Von Claudia van Laak | 18.12.2015
    Philipp Schwartz war ein Pathologe jüdischen Glaubens. 1933 floh er vor den Nazis nach Zürich, gründete dort die "Notgemeinschaft Deutscher Wissenschaftler im Ausland". Philipp Schwartz ist der Namensgeber eines neuen Förderprogramms für heute verfolgte Wissenschaftler. Die Alexander-von-Humboldt-Stiftung gibt zunächst 20 Forscherinnen und Forschern die Möglichkeit, ihre Arbeit an deutschen Universitäten weiterzuführen. Bewerben können sich Hochschulen und Forschungsinstitute, die diese Wissenschaftler bei sich aufnehmen wollen. Damit sei gesichert, dass diese Forscher auch in Deutschland gebraucht würden, sagt Ulrike Albrecht von der Humboldt-Stiftung.
    "Dass der Aspekt des Nutzens ein sehr wichtiger ist. Weil wir davon wegkommen müssen von der - ich überspitze jetzt mal - mitleidigen sympathisierenden Art und Weise mit Wissenschaftlern, die in Gefährdung sind, umzugehen."
    Ein Austausch auf Augenhöhe soll es werden, ohne die prekären Umstände der verfolgten Wissenschaftler zu vergessen.
    "In dem wir nicht sagen, der Syrer hat die gleiche Publikationsliste wie der Amerikaner. Wir sagen aber damit nicht, dass es "second best" ist. Wir werfen nicht unsere Kriterien über Bord. Die gefährdeten Wissenschaftler müssen die Möglichkeit bekommen, das Beste zu zeigen."
    Es führt zu einer Identitätskrise
    Wenn europäische Universitäten Wissenschaftlern aus dem Nahen Osten Schutz gewährten, sei dies mitnichten eine Begegnung auf Augenhöhe, widerspricht Mohammad Mojahedi.
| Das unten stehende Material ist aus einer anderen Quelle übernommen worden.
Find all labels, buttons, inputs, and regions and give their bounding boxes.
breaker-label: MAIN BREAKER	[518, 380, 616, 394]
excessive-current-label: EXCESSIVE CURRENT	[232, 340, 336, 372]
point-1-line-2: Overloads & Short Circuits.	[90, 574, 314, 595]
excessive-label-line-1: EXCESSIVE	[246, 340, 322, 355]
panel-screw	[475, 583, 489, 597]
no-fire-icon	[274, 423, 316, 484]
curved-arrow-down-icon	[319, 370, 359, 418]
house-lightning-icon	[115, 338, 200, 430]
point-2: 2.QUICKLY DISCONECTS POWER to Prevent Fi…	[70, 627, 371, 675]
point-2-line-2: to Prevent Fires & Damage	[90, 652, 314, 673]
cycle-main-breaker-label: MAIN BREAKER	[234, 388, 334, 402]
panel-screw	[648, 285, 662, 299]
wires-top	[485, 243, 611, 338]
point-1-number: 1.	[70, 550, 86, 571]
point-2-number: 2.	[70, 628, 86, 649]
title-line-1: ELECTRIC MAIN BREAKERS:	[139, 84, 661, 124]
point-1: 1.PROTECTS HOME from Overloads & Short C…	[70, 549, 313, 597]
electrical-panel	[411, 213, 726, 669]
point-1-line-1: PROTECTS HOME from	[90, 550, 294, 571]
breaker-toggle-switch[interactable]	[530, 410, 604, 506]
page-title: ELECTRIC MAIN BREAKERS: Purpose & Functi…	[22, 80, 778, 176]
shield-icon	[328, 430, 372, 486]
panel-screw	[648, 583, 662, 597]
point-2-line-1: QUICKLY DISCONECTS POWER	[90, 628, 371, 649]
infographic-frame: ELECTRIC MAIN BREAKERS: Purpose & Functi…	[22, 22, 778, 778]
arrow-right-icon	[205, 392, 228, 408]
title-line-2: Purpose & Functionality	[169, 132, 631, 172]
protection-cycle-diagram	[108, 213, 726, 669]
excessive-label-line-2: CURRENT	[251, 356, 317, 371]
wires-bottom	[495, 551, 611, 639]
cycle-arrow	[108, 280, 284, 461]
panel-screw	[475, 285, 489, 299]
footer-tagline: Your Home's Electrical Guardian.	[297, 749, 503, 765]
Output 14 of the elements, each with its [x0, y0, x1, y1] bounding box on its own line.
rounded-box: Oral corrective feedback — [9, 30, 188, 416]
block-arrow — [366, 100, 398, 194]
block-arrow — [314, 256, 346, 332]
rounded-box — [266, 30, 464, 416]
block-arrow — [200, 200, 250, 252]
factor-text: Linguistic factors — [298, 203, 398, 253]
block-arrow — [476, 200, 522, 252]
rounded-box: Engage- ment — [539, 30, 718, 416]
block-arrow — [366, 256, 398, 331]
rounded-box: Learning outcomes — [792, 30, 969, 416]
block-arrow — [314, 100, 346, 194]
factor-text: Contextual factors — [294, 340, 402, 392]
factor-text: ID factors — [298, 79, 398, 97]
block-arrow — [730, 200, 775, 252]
Der iranischstämmige Politikwissenschaftler lehrt momentan an der Freien Universität Berlin und kennt die Vorurteile auch unter Akademikern.
    "Wir erkennen Dich als Akademiker nicht an, bevor Du nicht unsere Sprache sprichst. Vielleicht nicht Deutsch, aber Englisch. Du musst Dich auf die Denkweise einlassen, die hier gepflegt wird und nicht die, die an Deiner Heimatuniversität üblich war. Das führt zu einer Identitätskrise."
    Carola Dietze teilt diese Kritik. Die Historikerin hat über Geisteswissenschaftler geforscht, die zur Nazi-Zeit ins Ausland, vornehmlich in die USA emigrieren mussten. Das Wissenschaftssystem in den USA sei flexibler und weniger starr als das deutsche und deshalb besser geeignet, geflüchtete Forscher aufzunehmen. Außerdem sei die wissenschaftliche Gemeinschaft in Deutschland weniger international als behauptet.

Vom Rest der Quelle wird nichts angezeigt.